Dead Dolphin, oil spill

On Tuesday, "oil from the Deepwater Horizon disaster hit Mississippi shores for the first time," covering about two miles of Petit Bois Island's beach. As ThinkProgress noted, the appearance of oil onshore led Mississippi Gov. Haley Barbour to shift his upbeat rhetoric about the approaching oil, acknowledging that "this could turn out to be something catastrophic and terrible." But after Barbour visited Petit Bois Island yesterday and saw that the oil that came ashore had "been washed away by storms," he returned to the positive spin, saying, "I don't think the island was hurt one iota." Barbour even downplayed concerns about animals being suffocated by the oil in the ocean, comparing it to humans being covered in toothpaste:
Mississippi Department of Environmental Quality Director Trudy Fisher said samples of what was apparently the same oil slick, taken when it was farther south of the barrier islands, were "nontoxic." Fisher said water and weather had helped all the volatile chemicals in the oil evaporate.
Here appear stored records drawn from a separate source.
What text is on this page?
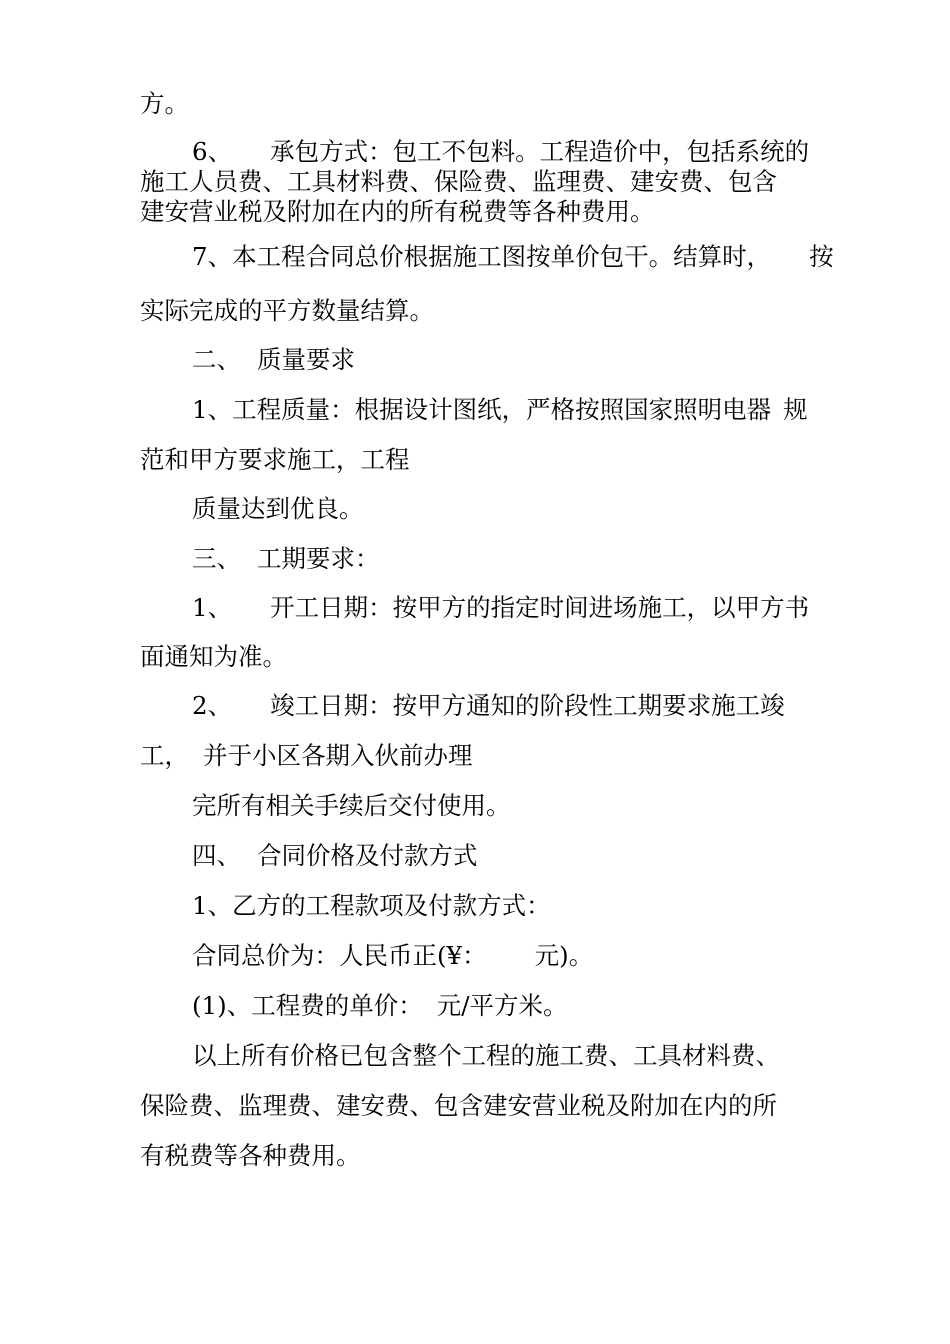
方。
6、 承包方式：包工不包料。工程造价中，包括系统的
施工人员费、工具材料费、保险费、监理费、建安费、包含
建安营业税及附加在内的所有税费等各种费用。
7、本工程合同总价根据施工图按单价包干。结算时， 按
实际完成的平方数量结算。
二、 质量要求
1、工程质量：根据设计图纸，严格按照国家照明电器 规
范和甲方要求施工，工程
质量达到优良。
三、 工期要求：
1、 开工日期：按甲方的指定时间进场施工，以甲方书
面通知为准。
2、 竣工日期：按甲方通知的阶段性工期要求施工竣
工， 并于小区各期入伙前办理
完所有相关手续后交付使用。
四、 合同价格及付款方式
1、乙方的工程款项及付款方式：
合同总价为：人民币正(¥： 元)。
(1)、工程费的单价： 元/平方米。
以上所有价格已包含整个工程的施工费、工具材料费、
保险费、监理费、建安费、包含建安营业税及附加在内的所
有税费等各种费用。
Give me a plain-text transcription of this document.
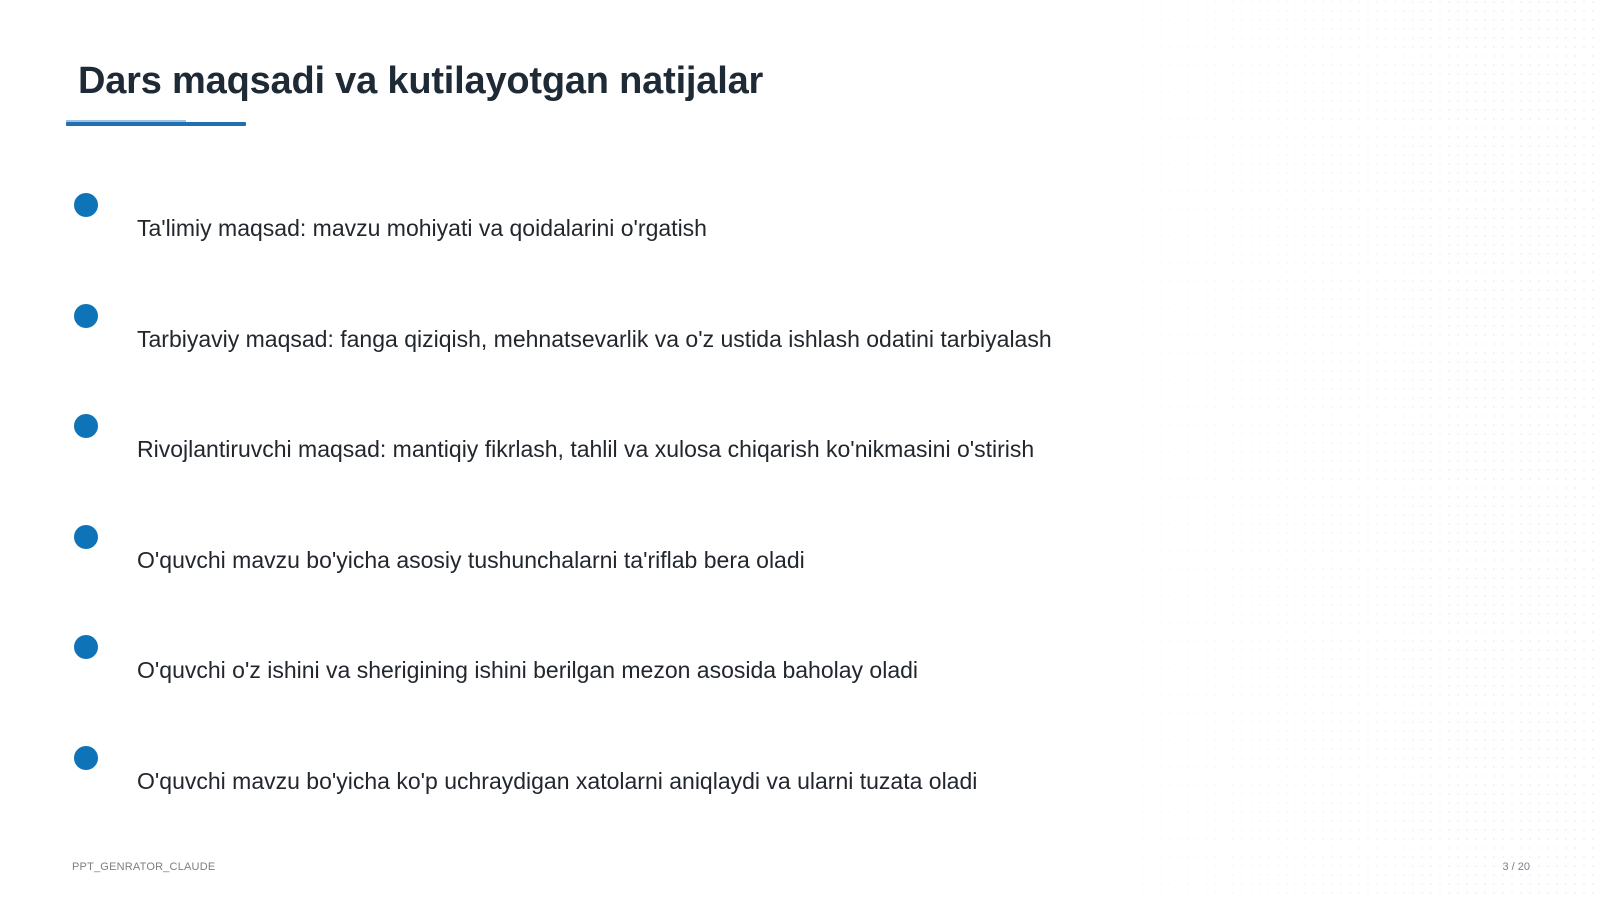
Dars maqsadi va kutilayotgan natijalar
Ta'limiy maqsad: mavzu mohiyati va qoidalarini o'rgatish
Tarbiyaviy maqsad: fanga qiziqish, mehnatsevarlik va o'z ustida ishlash odatini tarbiyalash
Rivojlantiruvchi maqsad: mantiqiy fikrlash, tahlil va xulosa chiqarish ko'nikmasini o'stirish
O'quvchi mavzu bo'yicha asosiy tushunchalarni ta'riflab bera oladi
O'quvchi o'z ishini va sherigining ishini berilgan mezon asosida baholay oladi
O'quvchi mavzu bo'yicha ko'p uchraydigan xatolarni aniqlaydi va ularni tuzata oladi
PPT_GENRATOR_CLAUDE	3 / 20
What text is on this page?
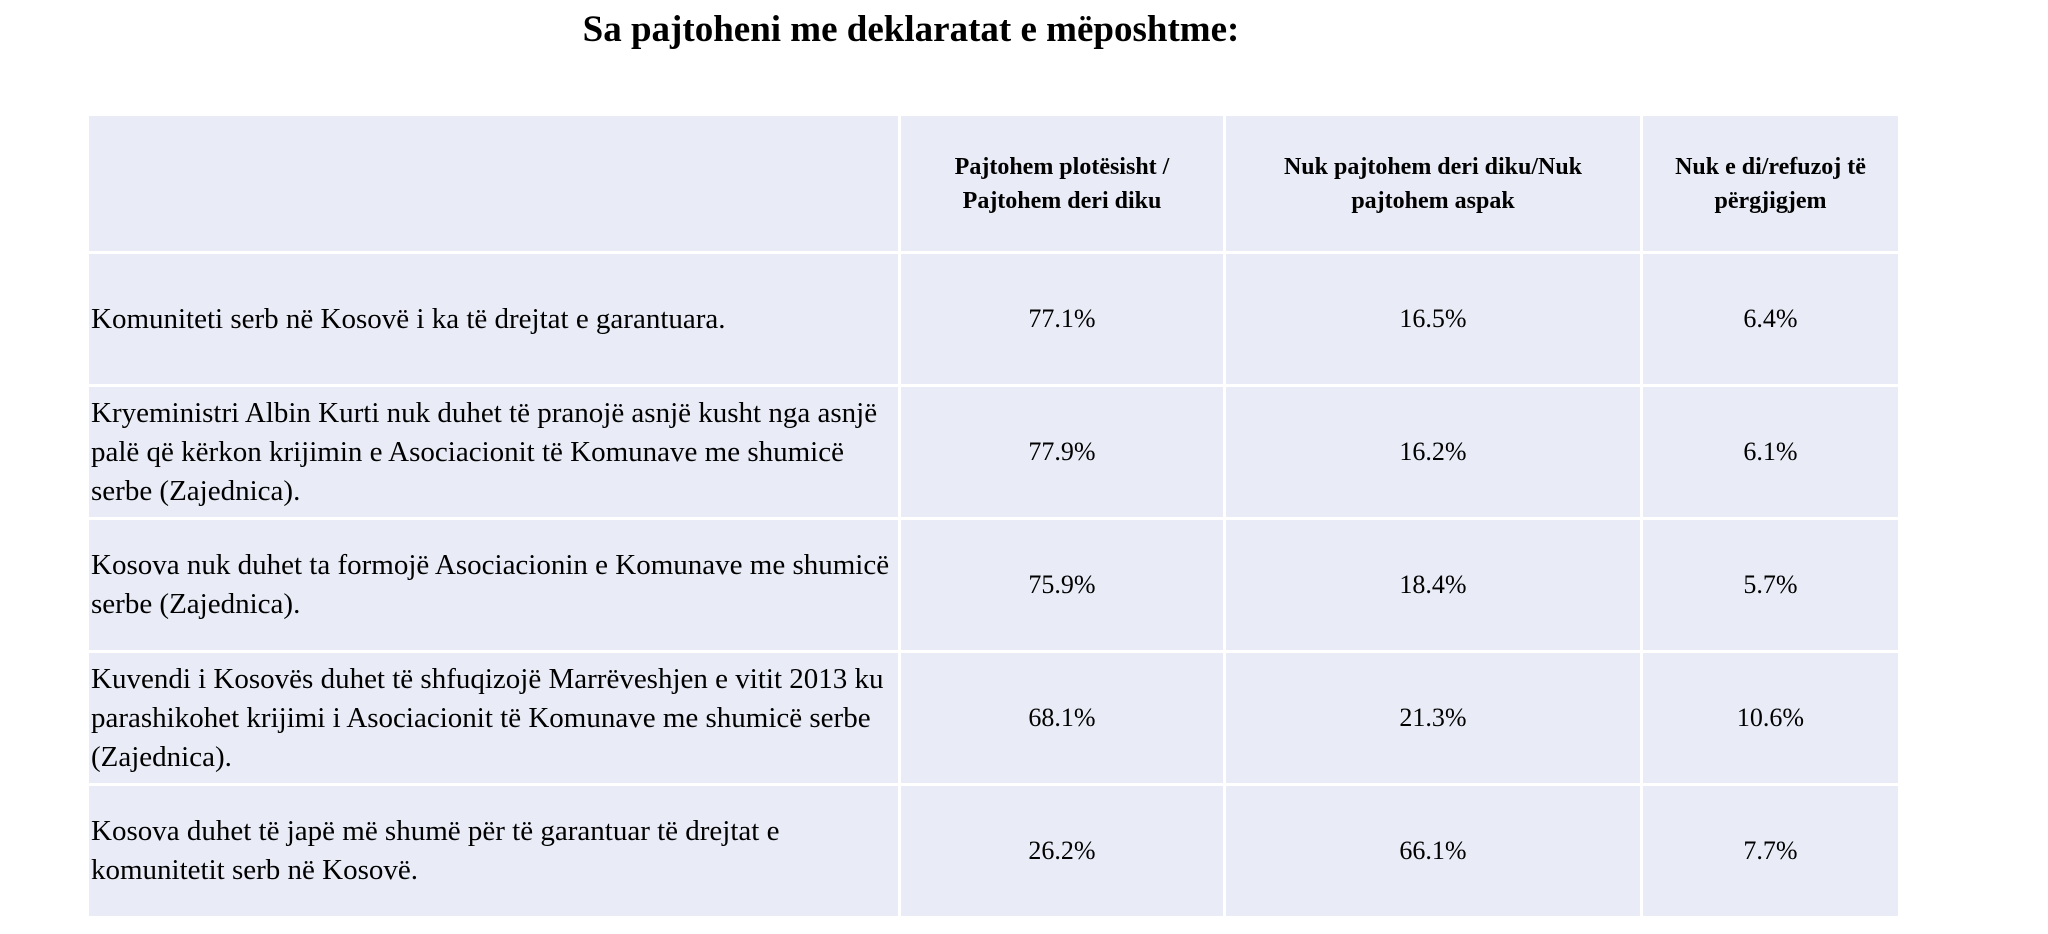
Sa pajtoheni me deklaratat e mëposhtme:
	Pajtohem plotësisht / Pajtohem deri diku	Nuk pajtohem deri diku/Nuk pajtohem aspak	Nuk e di/refuzoj të përgjigjem
Komuniteti serb në Kosovë i ka të drejtat e garantuara.	77.1%	16.5%	6.4%
Kryeministri Albin Kurti nuk duhet të pranojë asnjë kusht nga asnjë palë që kërkon krijimin e Asociacionit të Komunave me shumicë serbe (Zajednica).	77.9%	16.2%	6.1%
Kosova nuk duhet ta formojë Asociacionin e Komunave me shumicë serbe (Zajednica).	75.9%	18.4%	5.7%
Kuvendi i Kosovës duhet të shfuqizojë Marrëveshjen e vitit 2013 ku parashikohet krijimi i Asociacionit të Komunave me shumicë serbe (Zajednica).	68.1%	21.3%	10.6%
Kosova duhet të japë më shumë për të garantuar të drejtat e komunitetit serb në Kosovë.	26.2%	66.1%	7.7%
Barbour described the oil as "weathered, emulsified, caramel-colored mousse, like the food mousse." "Once it gets to this stage, it's not poisonous," Barbour said. "But if a small animal got coated enough with it, it could smother it. But if you got enough toothpaste on you, you couldn't breathe." Barbour said he spoke with a member of President Barack Obama's staff on Air Force One while he was on the island, after telling the administration in an early-morning conference call that oil had come ashore in Mississippi.
Despite what Barbour says, it isn't just small animals that have been killed by the oil gushing into the Gulf. Though not all in Mississippi, as of June 2, "there are 604 dead birds, 253 dead sea turtles, and 29 mammals (including dolphins)" that have been found in relation to the drilling accident.